Non è mancata l'esposizione di prodotti agro-alimentari da parte dei piccoli/grandi produttori della Terra di Marca, concentratasi soprattutto su sabato 1 settembre e impedita invece dal forte acquazzone il giorno successivo.
Il Festival, dopo una prova molto accurata, ha scelto il giovane cuoco: Daniele Coccetti, che rappresenterà le Marche e l'Italia all'European Young Chef Award, gara europea che prossimamente si terrà in Irlanda promossa dall'IGCAT, Istituto di gastronomia, cultura, arte e turismo di Barcellona, rappresentato a Torre di Palme dalla dottoressa Fabrizia Toccoli. Molto seguita presso il ristorante La Torre, la presentazione della legge regionale fatta dall'assessore Fabrizio Cesetti e dal consigliere Francesco Giacinti.

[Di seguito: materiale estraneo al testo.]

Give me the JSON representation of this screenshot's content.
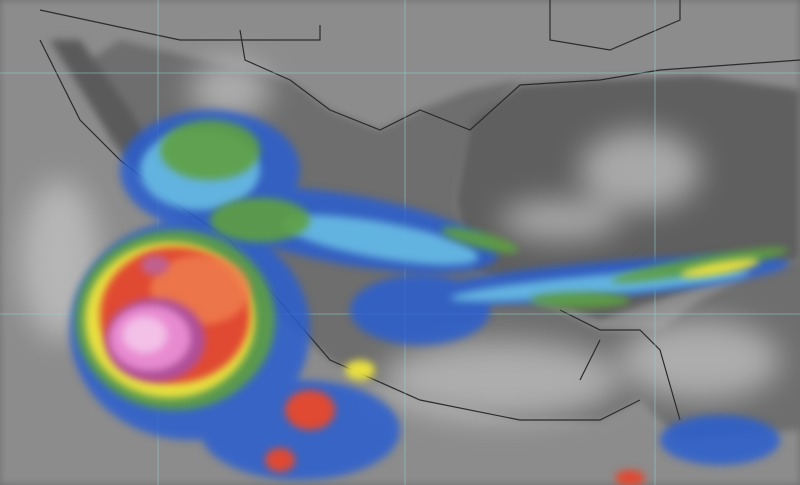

Numerosi i sindaci e i rappresentanti delle istituzioni presenti. Rilanciata l'idea di identificare il Fermano con cartelli stradali portanti la scritta: Terre della Dieta Mediterranea. Avvincente la lezione magistrale del prof. Augusto Ancillotti, ordinario di Glottologia a Perugia, che ha affrontato il tema L'Archeologia linguistica della Dieta Mediterranea. Due giovani dottorande dell'Università di Macerata: Chiara Aleffi e Federica Baldoni, hanno presentato l'esperienza di FoodBiz e The Wine Lab – Il vino come motore economico. Sempre dall'università di Macerata è arrivato il prof. Pierluigi Feliciati che ha parlato dell'iniziativa Wiki Loves Monuments, la liberazione dei monumenti dai diritti d'autore.
Dopo una puntuale relazione, il docente ha invitato il Laboratorio Piceno della Dieta Mediterranea e i fermani in genere a farsi carico d'aumentare le voci su Wikipedia, oggi ne sono soltanto 94. Tra i libri proposti, oltre a quello del presidente del Laboratorio, Lando Siliquini, Dieta Mediterranea-Il Tempo della Sibilla, e di Mario Liberati La Dieta Mediterranea a Montegiorgio, ci sono state Le pentole narranti del Musi-cuoco Alfredo Laviano. Molto partecipate le camminate alla Grotta degli Amanti dove Adolfo Leoni ha raccontato Le grandi storie d'amore della Terra di Marca, tratte dal suo libro in uscita nelle prossime settimane.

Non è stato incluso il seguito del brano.